Pages

Monday, March 15, 2010

The Ongoing Quest for “Best” MT Translation Quality

MT has been in the news a lot of late and professionals are probably getting tired of this new hype wave. Major stories in The New York Times and the Los Angeles Times have been circulating endlessly – please don’t send them to me, I have seen them. 

There is also another initiative by Gabble On which asks volunteers to evaluate Google Translate, Microsoft Bing, and Yahoo Babel Fish translations. And bloggers like John Yunker and many others have posted the preliminary results to that perennial question “Which Engine Translates Best?” on their blogs.

This certainly shows that inquiring minds want to know and that this is a question that will not go away. It is probably useful to have a general sense from this kind of news but does this kind of coverage really leave you any wiser and more informed?

Without looking at a single article or any of the results, I can tell you that the results are quite predictable, based on my very basic knowledge of statistics. Google is likely to be seen as the best simply because they have greater coverage of what the engines will be tested on and have probably crawled more bilingual parallel data than everybody else added together. I think the NYT comparison clearly suggests this. But does this actually mean that they have the best quality?

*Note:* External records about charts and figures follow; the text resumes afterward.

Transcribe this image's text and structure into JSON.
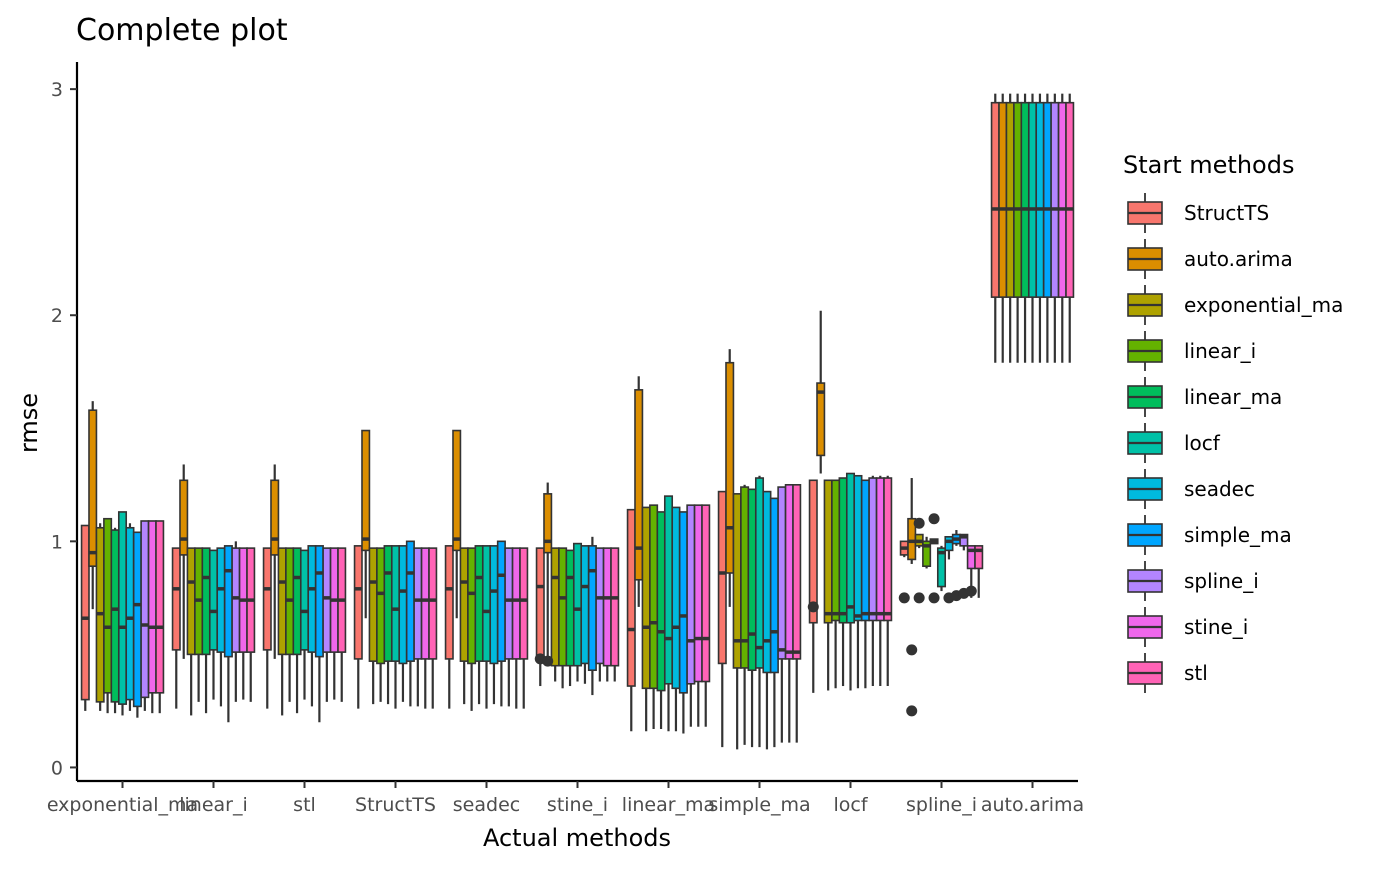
{
  "chart_data": {
    "type": "boxplot",
    "title": "Complete plot",
    "xlabel": "Actual methods",
    "ylabel": "rmse",
    "ylim": [
      -0.06,
      3.12
    ],
    "yticks": [
      0,
      1,
      2,
      3
    ],
    "grid": false,
    "legend": {
      "title": "Start methods",
      "position": "right"
    },
    "categories": [
      "exponential_ma",
      "linear_i",
      "stl",
      "StructTS",
      "seadec",
      "stine_i",
      "linear_ma",
      "simple_ma",
      "locf",
      "spline_i",
      "auto.arima"
    ],
    "series": [
      {
        "name": "StructTS",
        "color": "#F8766D"
      },
      {
        "name": "auto.arima",
        "color": "#DB8E00"
      },
      {
        "name": "exponential_ma",
        "color": "#AEA200"
      },
      {
        "name": "linear_i",
        "color": "#64B200"
      },
      {
        "name": "linear_ma",
        "color": "#00BD5C"
      },
      {
        "name": "locf",
        "color": "#00C1A7"
      },
      {
        "name": "seadec",
        "color": "#00BADE"
      },
      {
        "name": "simple_ma",
        "color": "#00A6FF"
      },
      {
        "name": "spline_i",
        "color": "#B385FF"
      },
      {
        "name": "stine_i",
        "color": "#EF67EB"
      },
      {
        "name": "stl",
        "color": "#FF63B6"
      }
    ],
    "boxes": [
      {
        "category": "exponential_ma",
        "stats": [
          [
            0.25,
            0.3,
            0.66,
            1.07,
            1.07
          ],
          [
            0.7,
            0.89,
            0.95,
            1.58,
            1.62
          ],
          [
            0.25,
            0.29,
            0.68,
            1.06,
            1.08
          ],
          [
            0.24,
            0.33,
            0.62,
            1.1,
            1.1
          ],
          [
            0.24,
            0.29,
            0.7,
            1.05,
            1.06
          ],
          [
            0.23,
            0.28,
            0.62,
            1.13,
            1.13
          ],
          [
            0.25,
            0.3,
            0.66,
            1.06,
            1.08
          ],
          [
            0.22,
            0.27,
            0.72,
            1.04,
            1.04
          ],
          [
            0.25,
            0.31,
            0.63,
            1.09,
            1.09
          ],
          [
            0.24,
            0.33,
            0.62,
            1.09,
            1.09
          ],
          [
            0.24,
            0.33,
            0.62,
            1.09,
            1.09
          ]
        ]
      },
      {
        "category": "linear_i",
        "stats": [
          [
            0.26,
            0.52,
            0.79,
            0.97,
            0.97
          ],
          [
            0.48,
            0.94,
            1.01,
            1.27,
            1.34
          ],
          [
            0.23,
            0.5,
            0.82,
            0.97,
            0.97
          ],
          [
            0.29,
            0.5,
            0.74,
            0.97,
            0.97
          ],
          [
            0.24,
            0.5,
            0.84,
            0.97,
            0.97
          ],
          [
            0.3,
            0.52,
            0.69,
            0.96,
            0.96
          ],
          [
            0.27,
            0.51,
            0.79,
            0.97,
            0.97
          ],
          [
            0.2,
            0.49,
            0.87,
            0.98,
            0.98
          ],
          [
            0.29,
            0.51,
            0.75,
            0.97,
            1.0
          ],
          [
            0.3,
            0.51,
            0.74,
            0.97,
            0.97
          ],
          [
            0.29,
            0.51,
            0.74,
            0.97,
            0.97
          ]
        ]
      },
      {
        "category": "stl",
        "stats": [
          [
            0.26,
            0.52,
            0.79,
            0.97,
            0.97
          ],
          [
            0.48,
            0.94,
            1.01,
            1.27,
            1.34
          ],
          [
            0.23,
            0.5,
            0.82,
            0.97,
            0.97
          ],
          [
            0.29,
            0.5,
            0.74,
            0.97,
            0.97
          ],
          [
            0.24,
            0.5,
            0.84,
            0.97,
            0.97
          ],
          [
            0.3,
            0.52,
            0.69,
            0.96,
            0.96
          ],
          [
            0.27,
            0.51,
            0.79,
            0.98,
            0.98
          ],
          [
            0.2,
            0.49,
            0.86,
            0.98,
            0.98
          ],
          [
            0.29,
            0.51,
            0.75,
            0.97,
            0.97
          ],
          [
            0.3,
            0.51,
            0.74,
            0.97,
            0.97
          ],
          [
            0.29,
            0.51,
            0.74,
            0.97,
            0.97
          ]
        ]
      },
      {
        "category": "StructTS",
        "stats": [
          [
            0.26,
            0.48,
            0.79,
            0.98,
            0.98
          ],
          [
            0.66,
            0.96,
            1.01,
            1.49,
            1.49
          ],
          [
            0.28,
            0.47,
            0.82,
            0.97,
            0.97
          ],
          [
            0.29,
            0.46,
            0.77,
            0.97,
            0.97
          ],
          [
            0.28,
            0.47,
            0.86,
            0.98,
            0.98
          ],
          [
            0.26,
            0.47,
            0.7,
            0.98,
            0.98
          ],
          [
            0.29,
            0.46,
            0.78,
            0.98,
            0.98
          ],
          [
            0.27,
            0.47,
            0.86,
            1.0,
            1.0
          ],
          [
            0.27,
            0.48,
            0.74,
            0.97,
            0.97
          ],
          [
            0.26,
            0.48,
            0.74,
            0.97,
            0.97
          ],
          [
            0.26,
            0.48,
            0.74,
            0.97,
            0.97
          ]
        ]
      },
      {
        "category": "seadec",
        "stats": [
          [
            0.26,
            0.48,
            0.79,
            0.98,
            0.98
          ],
          [
            0.66,
            0.96,
            1.01,
            1.49,
            1.49
          ],
          [
            0.28,
            0.47,
            0.82,
            0.97,
            0.97
          ],
          [
            0.25,
            0.46,
            0.77,
            0.97,
            0.97
          ],
          [
            0.28,
            0.47,
            0.84,
            0.98,
            0.98
          ],
          [
            0.26,
            0.47,
            0.69,
            0.98,
            0.98
          ],
          [
            0.28,
            0.46,
            0.78,
            0.98,
            0.98
          ],
          [
            0.27,
            0.47,
            0.85,
            1.0,
            1.0
          ],
          [
            0.27,
            0.48,
            0.74,
            0.97,
            0.97
          ],
          [
            0.26,
            0.48,
            0.74,
            0.97,
            0.97
          ],
          [
            0.26,
            0.48,
            0.74,
            0.97,
            0.97
          ]
        ]
      },
      {
        "category": "stine_i",
        "stats": [
          [
            0.36,
            0.47,
            0.8,
            0.97,
            0.97
          ],
          [
            0.46,
            0.95,
            1.0,
            1.21,
            1.26
          ],
          [
            0.38,
            0.45,
            0.84,
            0.97,
            0.97
          ],
          [
            0.35,
            0.45,
            0.75,
            0.97,
            0.97
          ],
          [
            0.36,
            0.45,
            0.84,
            0.96,
            0.96
          ],
          [
            0.38,
            0.45,
            0.7,
            0.99,
            0.99
          ],
          [
            0.37,
            0.46,
            0.8,
            0.98,
            0.98
          ],
          [
            0.32,
            0.43,
            0.87,
            0.98,
            1.02
          ],
          [
            0.38,
            0.46,
            0.75,
            0.97,
            0.97
          ],
          [
            0.38,
            0.45,
            0.75,
            0.97,
            0.97
          ],
          [
            0.38,
            0.45,
            0.75,
            0.97,
            0.97
          ]
        ]
      },
      {
        "category": "linear_ma",
        "stats": [
          [
            0.16,
            0.36,
            0.61,
            1.14,
            1.14
          ],
          [
            0.71,
            0.83,
            0.97,
            1.67,
            1.73
          ],
          [
            0.16,
            0.35,
            0.62,
            1.15,
            1.15
          ],
          [
            0.17,
            0.35,
            0.64,
            1.16,
            1.16
          ],
          [
            0.17,
            0.34,
            0.6,
            1.13,
            1.13
          ],
          [
            0.16,
            0.37,
            0.57,
            1.2,
            1.2
          ],
          [
            0.16,
            0.35,
            0.62,
            1.15,
            1.15
          ],
          [
            0.15,
            0.33,
            0.67,
            1.13,
            1.13
          ],
          [
            0.18,
            0.37,
            0.56,
            1.16,
            1.16
          ],
          [
            0.18,
            0.38,
            0.57,
            1.16,
            1.16
          ],
          [
            0.18,
            0.38,
            0.57,
            1.16,
            1.16
          ]
        ]
      },
      {
        "category": "simple_ma",
        "stats": [
          [
            0.09,
            0.46,
            0.86,
            1.22,
            1.22
          ],
          [
            0.71,
            0.86,
            1.06,
            1.79,
            1.85
          ],
          [
            0.08,
            0.44,
            0.56,
            1.21,
            1.21
          ],
          [
            0.1,
            0.44,
            0.56,
            1.24,
            1.25
          ],
          [
            0.09,
            0.43,
            0.59,
            1.23,
            1.23
          ],
          [
            0.09,
            0.44,
            0.53,
            1.28,
            1.29
          ],
          [
            0.08,
            0.42,
            0.56,
            1.22,
            1.22
          ],
          [
            0.09,
            0.42,
            0.6,
            1.19,
            1.19
          ],
          [
            0.11,
            0.48,
            0.52,
            1.24,
            1.24
          ],
          [
            0.11,
            0.48,
            0.51,
            1.25,
            1.25
          ],
          [
            0.11,
            0.48,
            0.51,
            1.25,
            1.25
          ]
        ]
      },
      {
        "category": "locf",
        "stats": [
          [
            0.33,
            0.64,
            0.7,
            1.27,
            1.27
          ],
          [
            1.3,
            1.38,
            1.66,
            1.7,
            2.02
          ],
          [
            0.34,
            0.64,
            0.68,
            1.27,
            1.27
          ],
          [
            0.35,
            0.65,
            0.68,
            1.27,
            1.27
          ],
          [
            0.36,
            0.64,
            0.68,
            1.28,
            1.28
          ],
          [
            0.34,
            0.64,
            0.71,
            1.3,
            1.3
          ],
          [
            0.35,
            0.65,
            0.67,
            1.29,
            1.29
          ],
          [
            0.35,
            0.65,
            0.68,
            1.27,
            1.27
          ],
          [
            0.36,
            0.65,
            0.68,
            1.28,
            1.29
          ],
          [
            0.36,
            0.65,
            0.68,
            1.28,
            1.29
          ],
          [
            0.36,
            0.65,
            0.68,
            1.28,
            1.29
          ]
        ]
      },
      {
        "category": "spline_i",
        "stats": [
          [
            0.93,
            0.94,
            0.97,
            1.0,
            1.0
          ],
          [
            0.9,
            0.92,
            1.0,
            1.1,
            1.28
          ],
          [
            0.97,
            0.98,
            1.0,
            1.03,
            1.03
          ],
          [
            0.88,
            0.89,
            0.98,
            1.0,
            1.02
          ],
          [
            0.99,
            0.99,
            1.0,
            1.01,
            1.01
          ],
          [
            0.78,
            0.8,
            0.95,
            0.97,
            0.98
          ],
          [
            0.92,
            0.96,
            1.0,
            1.02,
            1.02
          ],
          [
            0.98,
            0.99,
            1.01,
            1.03,
            1.05
          ],
          [
            0.96,
            0.98,
            1.02,
            1.03,
            1.03
          ],
          [
            0.75,
            0.88,
            0.96,
            0.98,
            0.98
          ],
          [
            0.75,
            0.88,
            0.96,
            0.98,
            0.98
          ]
        ]
      },
      {
        "category": "auto.arima",
        "stats": [
          [
            1.79,
            2.08,
            2.47,
            2.94,
            2.98
          ],
          [
            1.79,
            2.08,
            2.47,
            2.94,
            2.98
          ],
          [
            1.79,
            2.08,
            2.47,
            2.94,
            2.98
          ],
          [
            1.79,
            2.08,
            2.47,
            2.94,
            2.98
          ],
          [
            1.79,
            2.08,
            2.47,
            2.94,
            2.98
          ],
          [
            1.79,
            2.08,
            2.47,
            2.94,
            2.98
          ],
          [
            1.79,
            2.08,
            2.47,
            2.94,
            2.98
          ],
          [
            1.79,
            2.08,
            2.47,
            2.94,
            2.98
          ],
          [
            1.79,
            2.08,
            2.47,
            2.94,
            2.98
          ],
          [
            1.79,
            2.08,
            2.47,
            2.94,
            2.98
          ],
          [
            1.79,
            2.08,
            2.47,
            2.94,
            2.98
          ]
        ]
      }
    ],
    "outliers": [
      {
        "category": "stine_i",
        "series": "StructTS",
        "values": [
          0.48
        ]
      },
      {
        "category": "stine_i",
        "series": "auto.arima",
        "values": [
          0.47
        ]
      },
      {
        "category": "locf",
        "series": "StructTS",
        "values": [
          0.71
        ]
      },
      {
        "category": "spline_i",
        "series": "StructTS",
        "values": [
          0.75
        ]
      },
      {
        "category": "spline_i",
        "series": "auto.arima",
        "values": [
          0.52,
          0.25
        ]
      },
      {
        "category": "spline_i",
        "series": "exponential_ma",
        "values": [
          0.75,
          1.08
        ]
      },
      {
        "category": "spline_i",
        "series": "linear_ma",
        "values": [
          0.75,
          1.1
        ]
      },
      {
        "category": "spline_i",
        "series": "seadec",
        "values": [
          0.75
        ]
      },
      {
        "category": "spline_i",
        "series": "simple_ma",
        "values": [
          0.76
        ]
      },
      {
        "category": "spline_i",
        "series": "spline_i",
        "values": [
          0.77
        ]
      },
      {
        "category": "spline_i",
        "series": "stine_i",
        "values": [
          0.78
        ]
      }
    ]
  }
}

I thought it would be useful to share “more informed” opinions on what these types of tests really mean. Much of what I gathered can be found scattered around the ALT Group in LinkedIn so as usual I am just organizing and repurposing.

My personal sense is that this a pretty meaningless exercise unless one has some upfront clarity on why you are doing this. It depends on what you measure, how you measure, for what objective and when you measure. On any given day, any one of these engines could be the best for what you specifically want to translate. Measuring random snippet translations on baseline capabilities will only provide the crudest measure that may or may not be useful to a casual internet user but completely useless to understanding the possibilities that exist for professional enterprise use where you hopefully have a much more directed purpose. In the professional context knowledge about customization strategies and key control parameters are much more important. The more important question for the professional is: Can I make it do what I want relatively well and relatively easily?
FreevsCustom

The following are some selected comments from the LinkedIn MT group that provides an interesting and more informed (I think so anyway) professional perspective of this news.
Maghi King said: “The only really good test would have to take into account the particular user's needs and the environment in which the MT is going to be used - one size does not really fit all.”
Tex Texin said: “Identifying the best MT by voting will only determine which company encouraged the largest number of its employees to vote.”
Craig Myers said: “MT processes must be "trained" to provide desired outputs through creating a solid feedback loop to optimize accurate outcomes over time. Benchmarking one TM system against another is a fairly ridiculous endeavor unless you accept a very limited range of languages, content, and metrics upon which to base the competition upon - but then a limited scope negates any "real world" conclusions that might be drawn about languages and/or content areas outside of those upon which the competition is based.”
Alon Lavie AMTA President & Associate Research Professor at Carnegie Mellon University has, I think some of the most useful and informed things to say (follow the link to read the full thread):
The side by side comparison in the NY Times article is NOT an evaluation of MT. These are anecdotal examples. You could legitimately claim that the examples are not representative (of anything) and that casual users may draw unwarranted conclusions from them. I too think that they were poorly chosen. But any serious translation professional should know better. I can't imagine anyone considering using MT professionally drawing any kind of definite conclusions from these particular examples.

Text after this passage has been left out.